Why milkweed is the best plant: wasps!

Potter or mason wasp (Subfamily Eumeninae)
A potter or mason wasp (Subfamily Eumeninae) feeding on milkweed nectar, Barr Lake State Park, Colorado, USA. July 1, 2012.

Not only is milkweed food for adorable monarch butterfly caterpillars, but the right patch of milkweed can attract a host of interesting pollinators. After we checked out the burrowing owls the other weekend, we stopped at Barr Lake State Park for brunch, and I had to check out this fine stand of pink milkweed in full flower.

I’m kicking myself now for not taking some pictures of the actual plant.

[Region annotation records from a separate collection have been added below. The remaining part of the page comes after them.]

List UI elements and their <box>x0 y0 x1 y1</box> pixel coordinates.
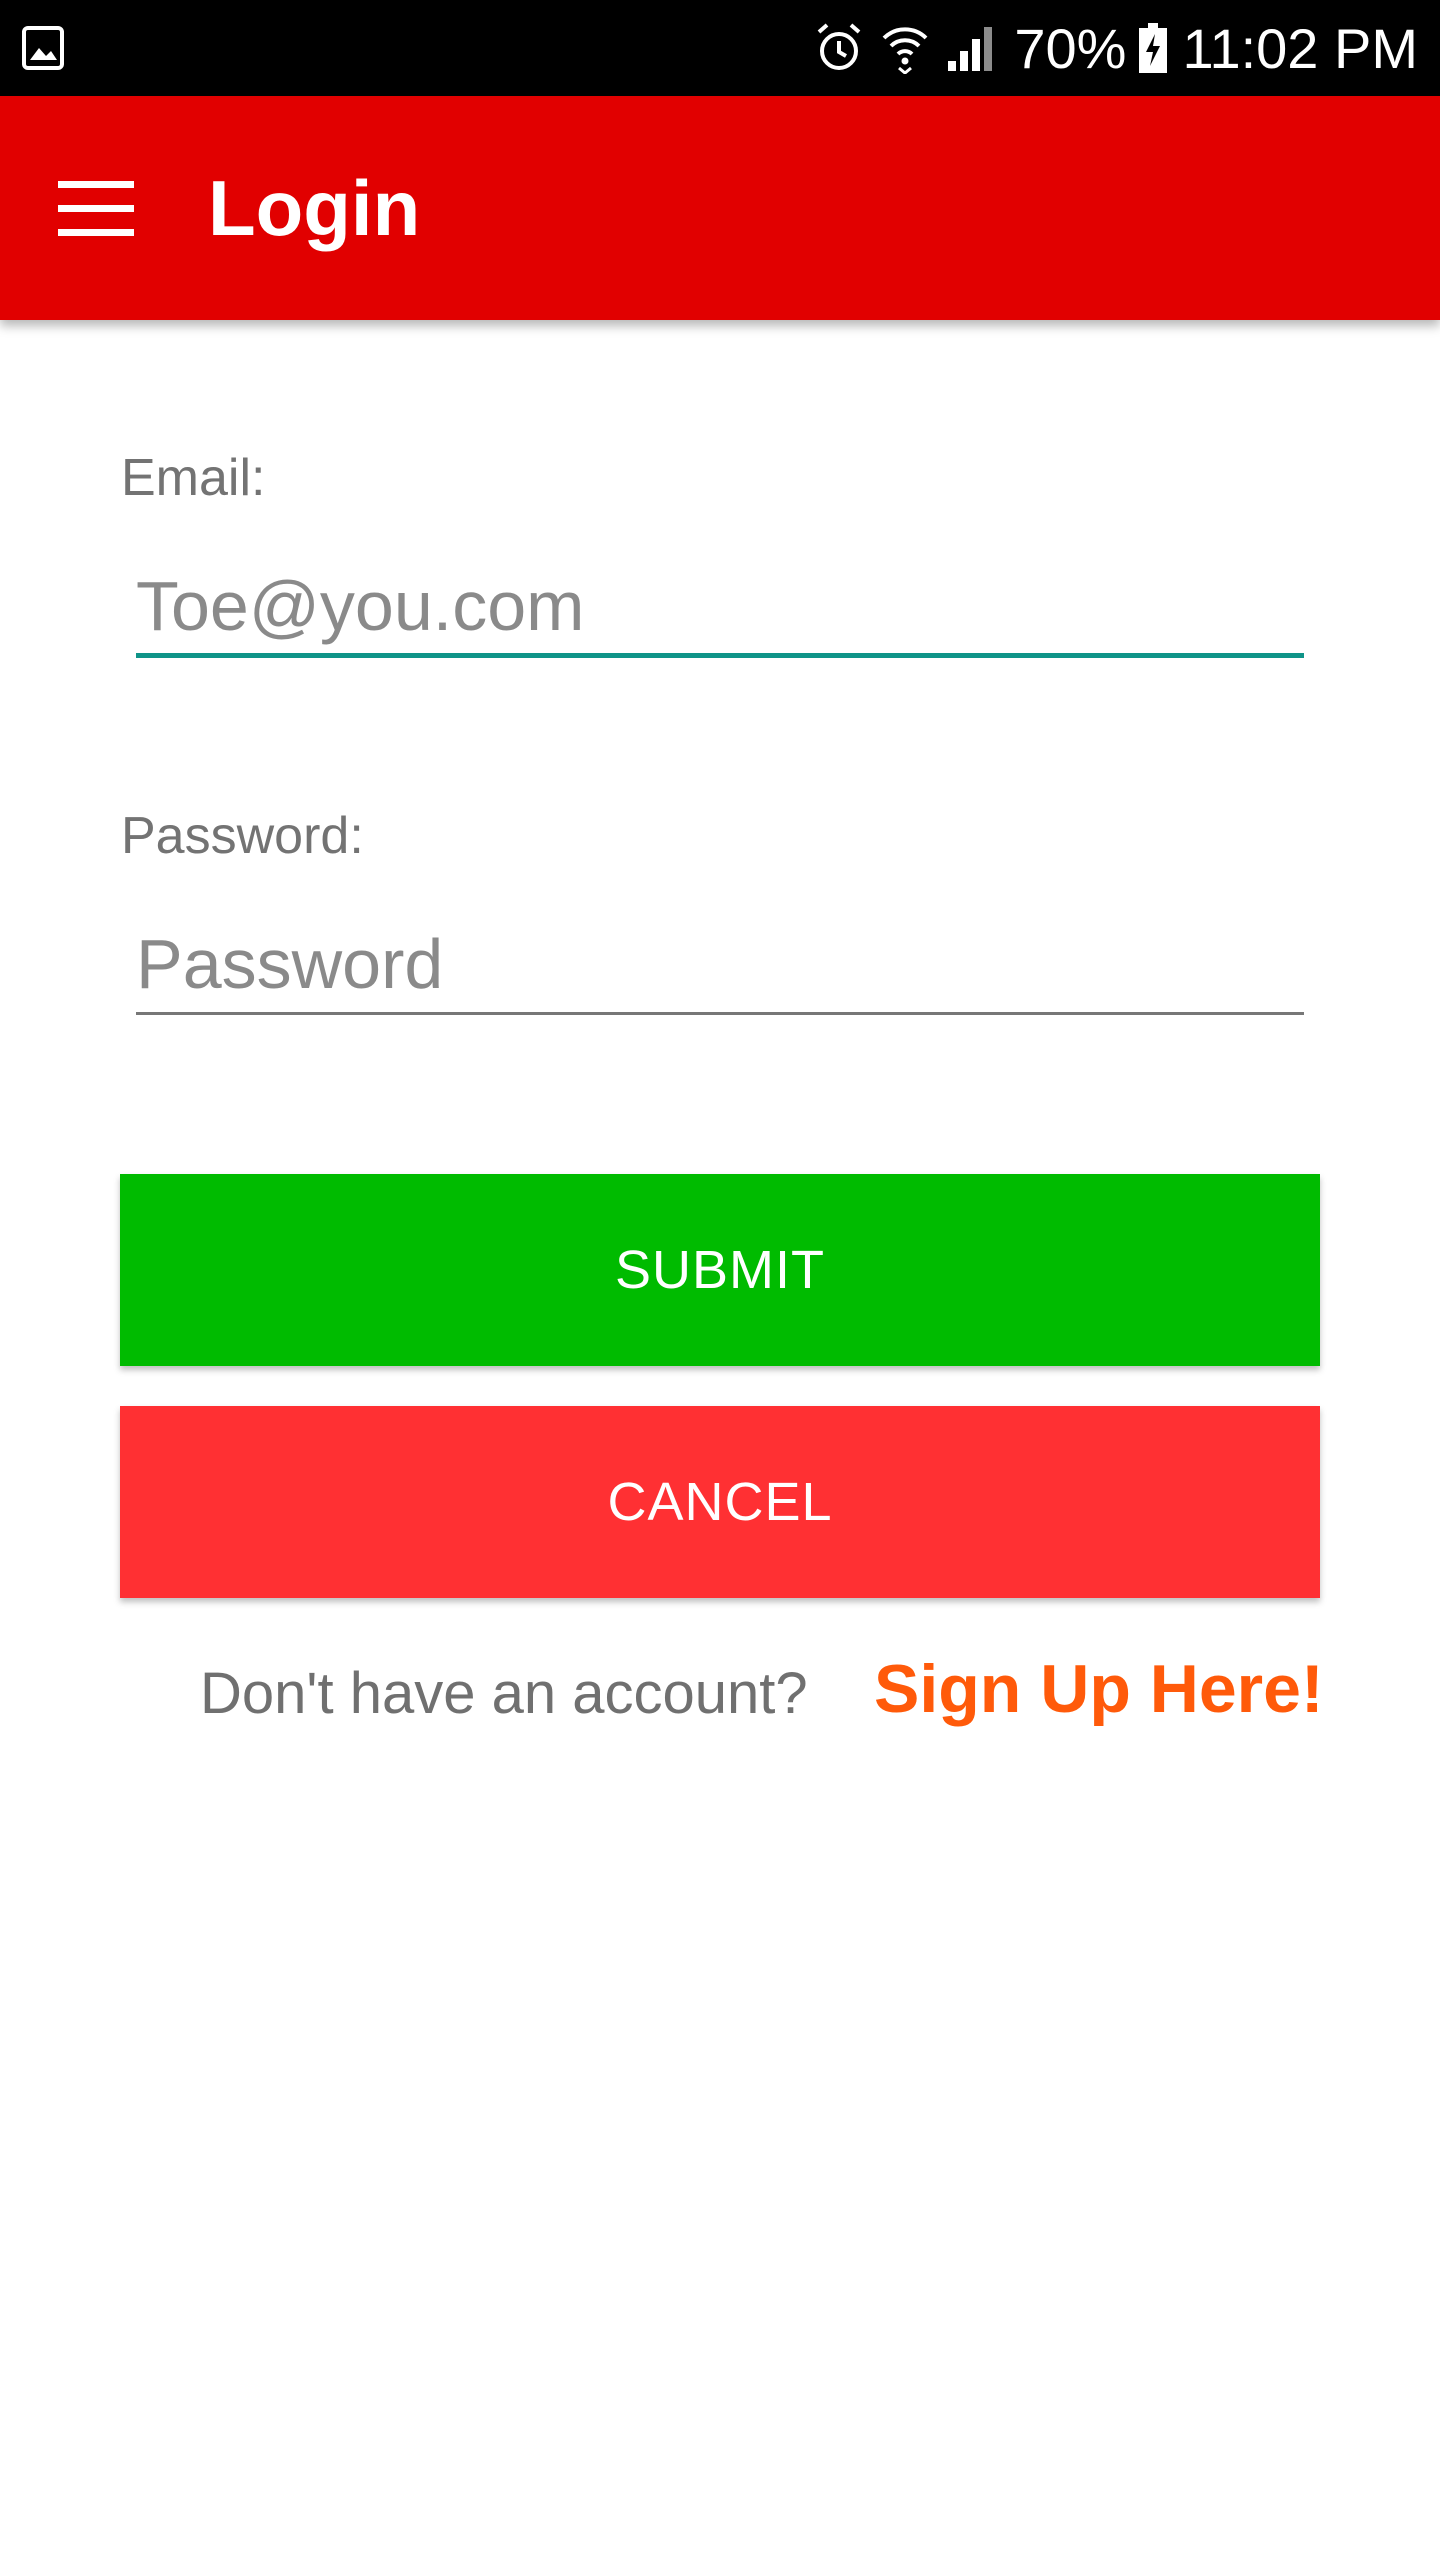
app-bar: Login <box>0 96 1440 320</box>
email-field[interactable] <box>136 558 1304 658</box>
battery-charging-icon <box>1139 23 1168 73</box>
hamburger-menu-icon[interactable] <box>58 181 134 237</box>
signup-prompt: Don't have an account? <box>200 1661 808 1726</box>
page-title: Login <box>208 164 421 252</box>
gallery-icon <box>22 26 64 70</box>
password-field[interactable] <box>136 915 1304 1015</box>
submit-button[interactable]: SUBMIT <box>120 1174 1320 1366</box>
password-label: Password: <box>121 807 364 865</box>
cancel-button[interactable]: CANCEL <box>120 1406 1320 1598</box>
alarm-icon <box>818 23 861 70</box>
status-bar: 70% 11:02 PM <box>0 0 1440 96</box>
status-clock: 11:02 PM <box>1182 16 1418 80</box>
email-label: Email: <box>121 449 266 507</box>
signal-icon <box>948 27 993 71</box>
signup-link[interactable]: Sign Up Here! <box>874 1650 1324 1728</box>
battery-percent: 70% <box>1014 16 1127 80</box>
signup-row: Don't have an account? Sign Up Here! <box>0 1650 1440 1730</box>
status-icons: 70% 11:02 PM <box>814 0 1418 96</box>
wifi-icon <box>882 27 928 74</box>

For one thing, it might have helped with identification, as some milkweed-loving insects are adapted to specific species, plus it’s generally a good habit to get into. In my defense, I was really excited about the wasps.

Because really, look at this gorgeous green-eyed square-headed wasp (Tachytes sp.). Who wouldn’t get excited?

Square-headed wasp (Tachytes sp.)

There was a thread-waisted wasp (Prionyx sp.) gamely flying around feeding despite missing at least one and a half legs (it’s rough sometimes, being an insect):

Thread-waisted wasp (Family Sphecidae)

And a bunch of attractive yellow-spotted scoliid wasps, probably Scolia nobilitata:

Scoliid wasp (Scolia nobilitata)

But the mystery was this milkweed beetle (Tetraopes sp.):

Milkweed beetle (Tetraopes pilosus)

Most milkweed beetles are bright red and black–like many insects which feed on milkweed, including monarch caterpillars and milkweed bugs, they exhibit aposematic coloring. Milkweed contains toxins that make it unpalatable to many animals, and aposematic coloring indicates to predators that insects like milkweed beetles are also unpalatable.

There are a few species of milkweed beetle that sometimes exhibit pale forms, but the only one I know of that’s this pale is Tetraopes pilosus. T. pilosus does live in Colorado…so what’s the catch? Remember, earlier I mentioned that a lot of insects that eat milkweed are host-plant specific, and milkweed beetles may fall into this category. T. pilosus feeds on Asclepias arenaria and A. tuberosa, both white-flowered, less showy species, that are commonly found in sandhills.

While I can’t identify this milkweed for certain, I think it was probably A. speciosa, and definitely not either of the host plants for T. pilosus. It was growing at the edge of a grassy meadow near a lake, about as far from sandhill country as a habitat can be.

But the beetle really can’t be anything other than T. pilosus, and was identified as such by Michael C. Thomas over at BugGuide. So my best guess here is that milkweed beetles are not quite that host- or habitat-specific. If anyone has some insight on this, I’d love to hear it!

(Thanks to John S. Ascher, Michael C. Thomas, Ken Wolgemuth, and Eric R. Eaton at BugGuide for identification help. Remaining errors are mine.)